South Korea Delays Stablecoin Regulation Bill as FSC and Central Bank Clash Over Authority

South Korea2

FSC misses deadline for won-stablecoin bill

South Korea’s Financial Services Commission has failed to submit its proposed regulatory framework for a won-denominated stablecoin by the government’s December 10 deadline. Officials stated that further coordination with other agencies is required before the legislation can move forward.

The delay signals deepening disagreements at the national level as policymakers attempt to define how a Korean stablecoin should be issued, governed, and supervised.

Conflict with the Bank of Korea over regulatory authority

The main point of tension lies between the FSC and the Bank of Korea.
The central bank is pushing for:

• explicit veto power over any stablecoin issuer
• strict limitations on big tech companies participating in issuance
• a stronger monetary oversight role similar to CBDC governance

The FSC, meanwhile, has resisted ceding authority, arguing that stablecoins fall under financial supervision rather than monetary policy.

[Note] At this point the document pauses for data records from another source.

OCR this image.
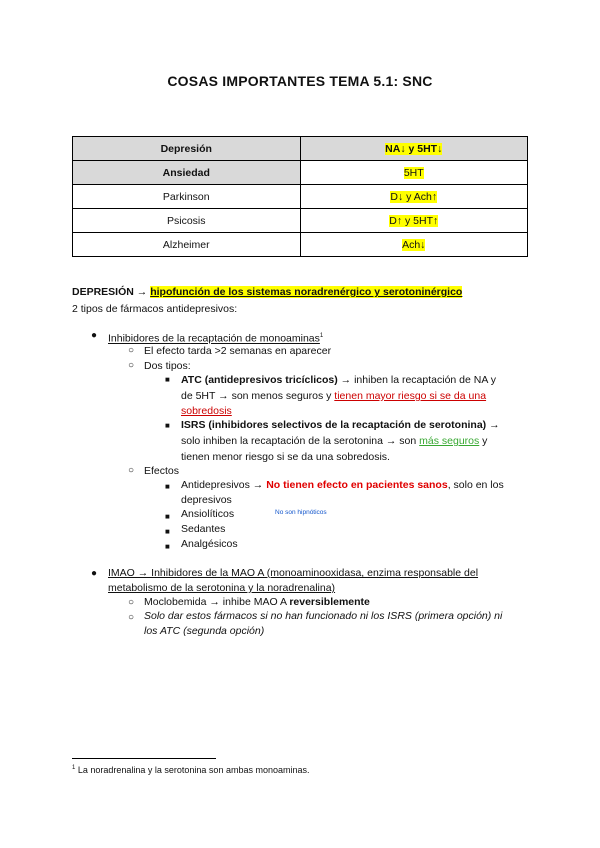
COSAS IMPORTANTES TEMA 5.1: SNC
Depresión	NA↓ y 5HT↓
Ansiedad	5HT
Parkinson	D↓ y Ach↑
Psicosis	D↑ y 5HT↑
Alzheimer	Ach↓
DEPRESIÓN → hipofunción de los sistemas noradrenérgico y serotoninérgico
2 tipos de fármacos antidepresivos:
● Inhibidores de la recaptación de monoaminas$^1$
○ El efecto tarda >2 semanas en aparecer
○ Dos tipos:
■ ATC (antidepresivos tricíclicos) → inhiben la recaptación de NA y
de 5HT → son menos seguros y tienen mayor riesgo si se da una
sobredosis
■ ISRS (inhibidores selectivos de la recaptación de serotonina) →
solo inhiben la recaptación de la serotonina → son más seguros y
tienen menor riesgo si se da una sobredosis.
○ Efectos
■ Antidepresivos → No tienen efecto en pacientes sanos, solo en los
depresivos
■ Ansiolíticos	No son hipnóticos
■ Sedantes
■ Analgésicos
● IMAO → Inhibidores de la MAO A (monoaminooxidasa, enzima responsable del
metabolismo de la serotonina y la noradrenalina)
○ Moclobemida → inhibe MAO A reversiblemente
○ Solo dar estos fármacos si no han funcionado ni los ISRS (primera opción) ni
los ATC (segunda opción)
$^1$ La noradrenalina y la serotonina son ambas monoaminas.
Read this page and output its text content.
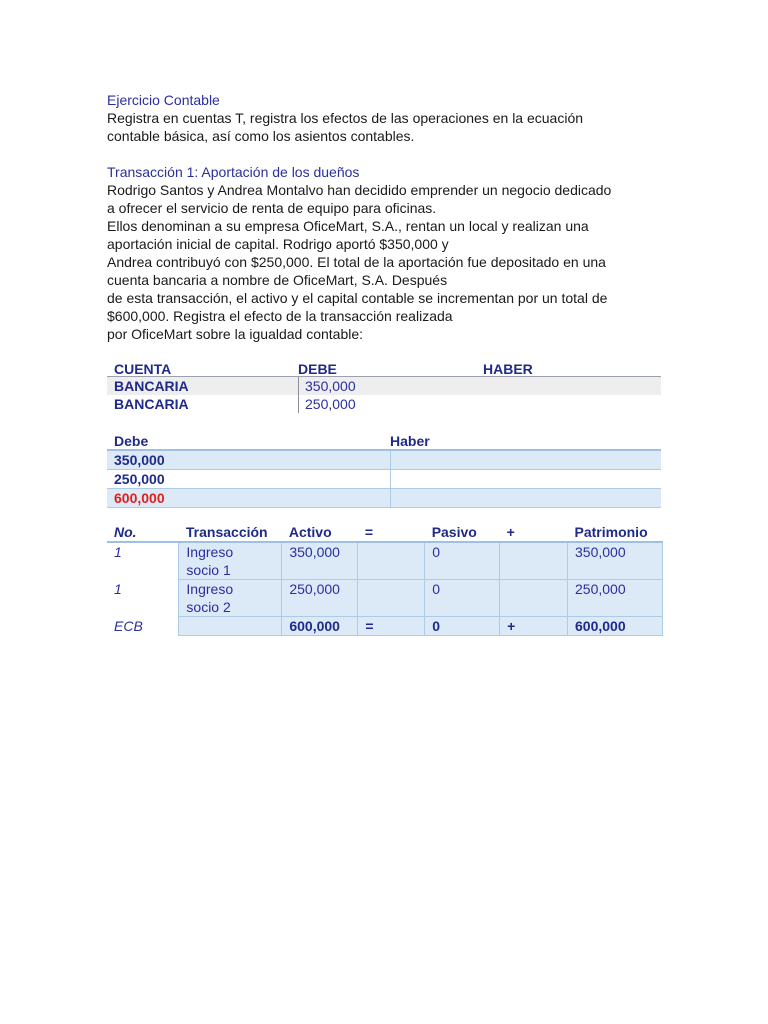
Ejercicio Contable
Registra en cuentas T, registra los efectos de las operaciones en la ecuación
contable básica, así como los asientos contables.
Transacción 1: Aportación de los dueños
Rodrigo Santos y Andrea Montalvo han decidido emprender un negocio dedicado
a ofrecer el servicio de renta de equipo para oficinas.
Ellos denominan a su empresa OficeMart, S.A., rentan un local y realizan una
aportación inicial de capital. Rodrigo aportó $350,000 y
Andrea contribuyó con $250,000. El total de la aportación fue depositado en una
cuenta bancaria a nombre de OficeMart, S.A. Después
de esta transacción, el activo y el capital contable se incrementan por un total de
$600,000. Registra el efecto de la transacción realizada
por OficeMart sobre la igualdad contable:
CUENTA	DEBE	HABER
BANCARIA	350,000
BANCARIA	250,000
Debe	Haber
350,000
250,000
600,000
No.	Transacción	Activo	=	Pasivo	+	Patrimonio
1	Ingreso
socio 1	350,000		0		350,000
1	Ingreso
socio 2	250,000		0		250,000
ECB		600,000	=	0	+	600,000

This unresolved conflict has stalled the bill and left the future legal framework uncertain.

Why the stablecoin bill matters for South Korea

South Korea is one of Asia’s most active crypto markets, with millions of retail participants and a rapidly expanding digital payments ecosystem. A won-backed stablecoin could:

• streamline domestic transfers
• reduce reliance on USD-based stablecoins
• integrate cleanly with compliant exchanges
• create new rails for digital asset settlements

But without clear legislation, private sector initiatives remain restricted, and institutional involvement is effectively paused.

Macro insight: Asia’s digital currency landscape remains fragmented

While Japan and Hong Kong have advanced digital asset policies, South Korea continues to struggle with inter-agency power dynamics.
This delay suggests broader challenges:

• unclear division between financial and monetary oversight
• political concerns about allowing big tech to control payment infrastructure
• tension between innovation and systemic risk management

South Korea’s situation mirrors global uncertainty around who should govern fiat-backed stablecoins: financial regulators, central banks, or a hybrid model.

BTCUSA Outlook

The regulatory delay is meaningful. A won-stablecoin could have accelerated on-chain adoption across Korean exchanges and fintech platforms, but progress now depends on resolving bureaucratic disputes.

We expect:

• prolonged negotiations between the FSC and Bank of Korea
• stricter oversight if the central bank gains influence
• slower private stablecoin innovation in the near term
• renewed political attention as elections approach

Until the framework is finalized, South Korea’s stablecoin landscape will remain in limbo.